Unter den Fettnäpfchen, in die Besucher treten, steht laut Erfurter Domkapitular Reinhard Hauke das Hut-Tragen an erster Stelle. Manche Männer wollten die Kopfbedeckung partout nicht abnehmen. Ihren eigenen Willen haben auch die Besucher des Kölner Doms, hat Breitenbruch festgestellt. Das Gotteshaus sei bei Vielen beliebt, um die müde gelaufen Beine mal so richtig auszustrecken. Oder auch, um einfach ein Nickerchen zu halten.

Unterschiede je nach Herkunft

Mit Angehörigen nicht-christlicher Religionsgemeinschaften haben die Domwächter keine Probleme. "Die lassen den Raum mehr auf sich wirken und begreifen, dass hier ein ehrfürchtiges Sich-Benehmen notwendig ist", berichtet der Kölner Pfarrer.

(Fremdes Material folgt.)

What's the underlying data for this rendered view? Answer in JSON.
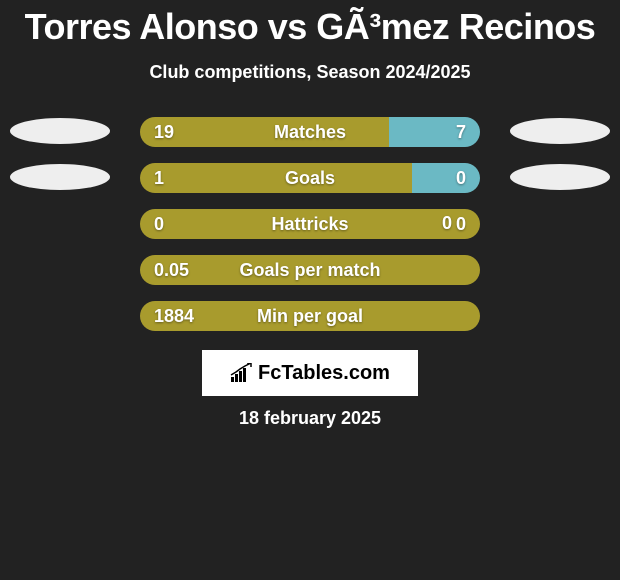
{
  "title": "Torres Alonso vs GÃ³mez Recinos",
  "subtitle": "Club competitions, Season 2024/2025",
  "date": "18 february 2025",
  "brand": {
    "text": "FcTables.com"
  },
  "colors": {
    "background": "#222222",
    "player1": "#a89b2d",
    "player2": "#6bb9c4",
    "oval1": "#eeeeee",
    "oval2": "#eeeeee",
    "text": "#ffffff"
  },
  "rows": [
    {
      "label": "Matches",
      "left_value": "19",
      "right_value": "7",
      "left_pct": 73.1,
      "right_pct": 26.9,
      "show_ovals": true
    },
    {
      "label": "Goals",
      "left_value": "1",
      "right_value": "0",
      "left_pct": 80,
      "right_pct": 20,
      "show_ovals": true
    },
    {
      "label": "Hattricks",
      "left_value": "0",
      "right_value": "0",
      "left_pct": 100,
      "right_pct": 0,
      "show_ovals": false
    },
    {
      "label": "Goals per match",
      "left_value": "0.05",
      "right_value": "",
      "left_pct": 100,
      "right_pct": 0,
      "show_ovals": false
    },
    {
      "label": "Min per goal",
      "left_value": "1884",
      "right_value": "",
      "left_pct": 100,
      "right_pct": 0,
      "show_ovals": false
    }
  ]
}
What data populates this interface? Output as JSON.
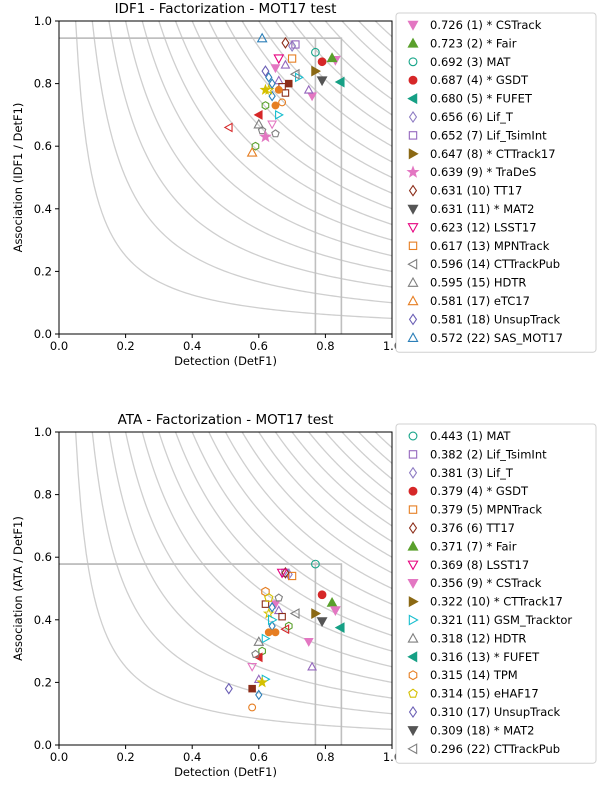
{
  "chart_data": [
    {
      "type": "scatter",
      "title": "IDF1 - Factorization - MOT17 test",
      "xlabel": "Detection (DetF1)",
      "ylabel": "Association (IDF1 / DetF1)",
      "xlim": [
        0.0,
        1.0
      ],
      "ylim": [
        0.0,
        1.0
      ],
      "xticks": [
        "0.0",
        "0.2",
        "0.4",
        "0.6",
        "0.8",
        "1.0"
      ],
      "yticks": [
        "0.0",
        "0.2",
        "0.4",
        "0.6",
        "0.8",
        "1.0"
      ],
      "iso_contours": [
        0.05,
        0.1,
        0.15,
        0.2,
        0.25,
        0.3,
        0.35,
        0.4,
        0.45,
        0.5,
        0.55,
        0.6,
        0.65,
        0.7,
        0.75,
        0.8,
        0.85,
        0.9,
        0.95
      ],
      "highlight_guides": [
        {
          "x": 0.77,
          "y": 0.945
        },
        {
          "x": 0.848,
          "y": 0.945
        }
      ],
      "grid": false,
      "legend_position": "outside-right",
      "series": [
        {
          "name": "0.726 (1) * CSTrack",
          "marker": "tri-down",
          "filled": true,
          "color": "#e377c2",
          "points": [
            [
              0.83,
              0.875
            ]
          ]
        },
        {
          "name": "0.723 (2) * Fair",
          "marker": "tri-up",
          "filled": true,
          "color": "#5aa02c",
          "points": [
            [
              0.82,
              0.882
            ]
          ]
        },
        {
          "name": "0.692 (3)  MAT",
          "marker": "circle",
          "filled": false,
          "color": "#17a589",
          "points": [
            [
              0.77,
              0.9
            ]
          ]
        },
        {
          "name": "0.687 (4) * GSDT",
          "marker": "circle",
          "filled": true,
          "color": "#d62728",
          "points": [
            [
              0.79,
              0.87
            ]
          ]
        },
        {
          "name": "0.680 (5) * FUFET",
          "marker": "tri-left",
          "filled": true,
          "color": "#16a085",
          "points": [
            [
              0.845,
              0.805
            ]
          ]
        },
        {
          "name": "0.656 (6)  Lif_T",
          "marker": "diamond",
          "filled": false,
          "color": "#8e7cc3",
          "points": [
            [
              0.7,
              0.92
            ]
          ]
        },
        {
          "name": "0.652 (7)  Lif_TsimInt",
          "marker": "square",
          "filled": false,
          "color": "#9467bd",
          "points": [
            [
              0.71,
              0.925
            ]
          ]
        },
        {
          "name": "0.647 (8) * CTTrack17",
          "marker": "tri-right",
          "filled": true,
          "color": "#8b6914",
          "points": [
            [
              0.77,
              0.84
            ]
          ]
        },
        {
          "name": "0.639 (9) * TraDeS",
          "marker": "star",
          "filled": true,
          "color": "#e377c2",
          "points": [
            [
              0.62,
              0.63
            ]
          ]
        },
        {
          "name": "0.631 (10)  TT17",
          "marker": "diamond",
          "filled": false,
          "color": "#8c2d19",
          "points": [
            [
              0.68,
              0.93
            ]
          ]
        },
        {
          "name": "0.631 (11) * MAT2",
          "marker": "tri-down",
          "filled": true,
          "color": "#555555",
          "points": [
            [
              0.79,
              0.81
            ]
          ]
        },
        {
          "name": "0.623 (12)  LSST17",
          "marker": "tri-down",
          "filled": false,
          "color": "#e6007e",
          "points": [
            [
              0.66,
              0.88
            ]
          ]
        },
        {
          "name": "0.617 (13)  MPNTrack",
          "marker": "square",
          "filled": false,
          "color": "#e67e22",
          "points": [
            [
              0.7,
              0.88
            ]
          ]
        },
        {
          "name": "0.596 (14)  CTTrackPub",
          "marker": "tri-left",
          "filled": false,
          "color": "#7f7f7f",
          "points": [
            [
              0.71,
              0.83
            ]
          ]
        },
        {
          "name": "0.595 (15)  HDTR",
          "marker": "tri-up",
          "filled": false,
          "color": "#7f7f7f",
          "points": [
            [
              0.6,
              0.67
            ]
          ]
        },
        {
          "name": "0.581 (17)  eTC17",
          "marker": "tri-up",
          "filled": false,
          "color": "#e67e22",
          "points": [
            [
              0.58,
              0.58
            ]
          ]
        },
        {
          "name": "0.581 (18)  UnsupTrack",
          "marker": "diamond",
          "filled": false,
          "color": "#6b5fb5",
          "points": [
            [
              0.62,
              0.84
            ]
          ]
        },
        {
          "name": "0.572 (22)  SAS_MOT17",
          "marker": "tri-up",
          "filled": false,
          "color": "#2c7fb8",
          "points": [
            [
              0.61,
              0.945
            ]
          ]
        }
      ],
      "unlabeled_points": [
        [
          0.65,
          0.85
        ],
        [
          0.66,
          0.81
        ],
        [
          0.67,
          0.79
        ],
        [
          0.64,
          0.76
        ],
        [
          0.65,
          0.73
        ],
        [
          0.66,
          0.7
        ],
        [
          0.63,
          0.78
        ],
        [
          0.62,
          0.73
        ],
        [
          0.6,
          0.7
        ],
        [
          0.61,
          0.65
        ],
        [
          0.64,
          0.67
        ],
        [
          0.68,
          0.86
        ],
        [
          0.69,
          0.8
        ],
        [
          0.63,
          0.82
        ],
        [
          0.67,
          0.74
        ],
        [
          0.72,
          0.82
        ],
        [
          0.62,
          0.78
        ],
        [
          0.59,
          0.6
        ],
        [
          0.51,
          0.66
        ],
        [
          0.65,
          0.64
        ],
        [
          0.76,
          0.76
        ],
        [
          0.75,
          0.78
        ],
        [
          0.68,
          0.77
        ],
        [
          0.64,
          0.8
        ],
        [
          0.66,
          0.78
        ]
      ]
    },
    {
      "type": "scatter",
      "title": "ATA - Factorization - MOT17 test",
      "xlabel": "Detection (DetF1)",
      "ylabel": "Association (ATA / DetF1)",
      "xlim": [
        0.0,
        1.0
      ],
      "ylim": [
        0.0,
        1.0
      ],
      "xticks": [
        "0.0",
        "0.2",
        "0.4",
        "0.6",
        "0.8",
        "1.0"
      ],
      "yticks": [
        "0.0",
        "0.2",
        "0.4",
        "0.6",
        "0.8",
        "1.0"
      ],
      "iso_contours": [
        0.05,
        0.1,
        0.15,
        0.2,
        0.25,
        0.3,
        0.35,
        0.4,
        0.45,
        0.5,
        0.55,
        0.6,
        0.65,
        0.7,
        0.75,
        0.8,
        0.85,
        0.9,
        0.95
      ],
      "highlight_guides": [
        {
          "x": 0.77,
          "y": 0.578
        },
        {
          "x": 0.848,
          "y": 0.578
        }
      ],
      "grid": false,
      "legend_position": "outside-right",
      "series": [
        {
          "name": "0.443 (1)  MAT",
          "marker": "circle",
          "filled": false,
          "color": "#17a589",
          "points": [
            [
              0.77,
              0.578
            ]
          ]
        },
        {
          "name": "0.382 (2)  Lif_TsimInt",
          "marker": "square",
          "filled": false,
          "color": "#9467bd",
          "points": [
            [
              0.68,
              0.55
            ]
          ]
        },
        {
          "name": "0.381 (3)  Lif_T",
          "marker": "diamond",
          "filled": false,
          "color": "#8e7cc3",
          "points": [
            [
              0.69,
              0.545
            ]
          ]
        },
        {
          "name": "0.379 (4) * GSDT",
          "marker": "circle",
          "filled": true,
          "color": "#d62728",
          "points": [
            [
              0.79,
              0.48
            ]
          ]
        },
        {
          "name": "0.379 (5)  MPNTrack",
          "marker": "square",
          "filled": false,
          "color": "#e67e22",
          "points": [
            [
              0.7,
              0.54
            ]
          ]
        },
        {
          "name": "0.376 (6)  TT17",
          "marker": "diamond",
          "filled": false,
          "color": "#8c2d19",
          "points": [
            [
              0.68,
              0.55
            ]
          ]
        },
        {
          "name": "0.371 (7) * Fair",
          "marker": "tri-up",
          "filled": true,
          "color": "#5aa02c",
          "points": [
            [
              0.82,
              0.455
            ]
          ]
        },
        {
          "name": "0.369 (8)  LSST17",
          "marker": "tri-down",
          "filled": false,
          "color": "#e6007e",
          "points": [
            [
              0.67,
              0.55
            ]
          ]
        },
        {
          "name": "0.356 (9) * CSTrack",
          "marker": "tri-down",
          "filled": true,
          "color": "#e377c2",
          "points": [
            [
              0.83,
              0.43
            ]
          ]
        },
        {
          "name": "0.322 (10) * CTTrack17",
          "marker": "tri-right",
          "filled": true,
          "color": "#8b6914",
          "points": [
            [
              0.77,
              0.42
            ]
          ]
        },
        {
          "name": "0.321 (11)  GSM_Tracktor",
          "marker": "tri-right",
          "filled": false,
          "color": "#17becf",
          "points": [
            [
              0.64,
              0.4
            ]
          ]
        },
        {
          "name": "0.318 (12)  HDTR",
          "marker": "tri-up",
          "filled": false,
          "color": "#7f7f7f",
          "points": [
            [
              0.6,
              0.33
            ]
          ]
        },
        {
          "name": "0.316 (13) * FUFET",
          "marker": "tri-left",
          "filled": true,
          "color": "#16a085",
          "points": [
            [
              0.845,
              0.375
            ]
          ]
        },
        {
          "name": "0.315 (14)  TPM",
          "marker": "hexagon",
          "filled": false,
          "color": "#e67e22",
          "points": [
            [
              0.62,
              0.49
            ]
          ]
        },
        {
          "name": "0.314 (15)  eHAF17",
          "marker": "pentagon",
          "filled": false,
          "color": "#d4c000",
          "points": [
            [
              0.63,
              0.47
            ]
          ]
        },
        {
          "name": "0.310 (17)  UnsupTrack",
          "marker": "diamond",
          "filled": false,
          "color": "#6b5fb5",
          "points": [
            [
              0.51,
              0.18
            ]
          ]
        },
        {
          "name": "0.309 (18) * MAT2",
          "marker": "tri-down",
          "filled": true,
          "color": "#555555",
          "points": [
            [
              0.79,
              0.395
            ]
          ]
        },
        {
          "name": "0.296 (22)  CTTrackPub",
          "marker": "tri-left",
          "filled": false,
          "color": "#7f7f7f",
          "points": [
            [
              0.71,
              0.42
            ]
          ]
        }
      ],
      "unlabeled_points": [
        [
          0.65,
          0.45
        ],
        [
          0.66,
          0.43
        ],
        [
          0.67,
          0.41
        ],
        [
          0.64,
          0.38
        ],
        [
          0.65,
          0.36
        ],
        [
          0.62,
          0.34
        ],
        [
          0.63,
          0.42
        ],
        [
          0.61,
          0.3
        ],
        [
          0.6,
          0.28
        ],
        [
          0.59,
          0.29
        ],
        [
          0.58,
          0.25
        ],
        [
          0.6,
          0.21
        ],
        [
          0.58,
          0.18
        ],
        [
          0.6,
          0.16
        ],
        [
          0.58,
          0.12
        ],
        [
          0.62,
          0.21
        ],
        [
          0.61,
          0.2
        ],
        [
          0.69,
          0.38
        ],
        [
          0.68,
          0.37
        ],
        [
          0.66,
          0.47
        ],
        [
          0.75,
          0.33
        ],
        [
          0.76,
          0.25
        ],
        [
          0.62,
          0.45
        ],
        [
          0.64,
          0.44
        ],
        [
          0.63,
          0.36
        ]
      ]
    }
  ]
}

Pfarrer Kirchmeier von der Allgäuer Wieskirche hat während seiner langen Dienstzeit Unterschiede je nach Herkunft der Besucher festgestellt. "Die Japaner sind die höflichsten, sie schauen sich alles interessiert an", erzählt Kirchmeir. Italienische Touristen zeigten sich am frommsten, aber auch am lautesten. Besucher aus den USA ließen sich besonders schnell begeistern, Deutsche seien eher kompliziert. "Viele denken, wenn sie Kirchensteuer bezahlten, müssen sie sich vom Pfarrer nichts sagen lassen", so Kirchmeier.

Kurze Hosen erlaubt

Trotz des Ärgers ab und zu freuen sich die Kirchenwächter jedoch über den Urlauberansturm. Und zwar auch in sommerlicher Kleidung. Kurze Hosen sind erlaubt, Miniröcke und schulterfreie Tops ebenso, so lange die Besucher Ehrfurcht zeigen und sich nicht wie am Strand benehmen. Sollte jemand barbusig Einlass wollen, wäre das natürlich verboten.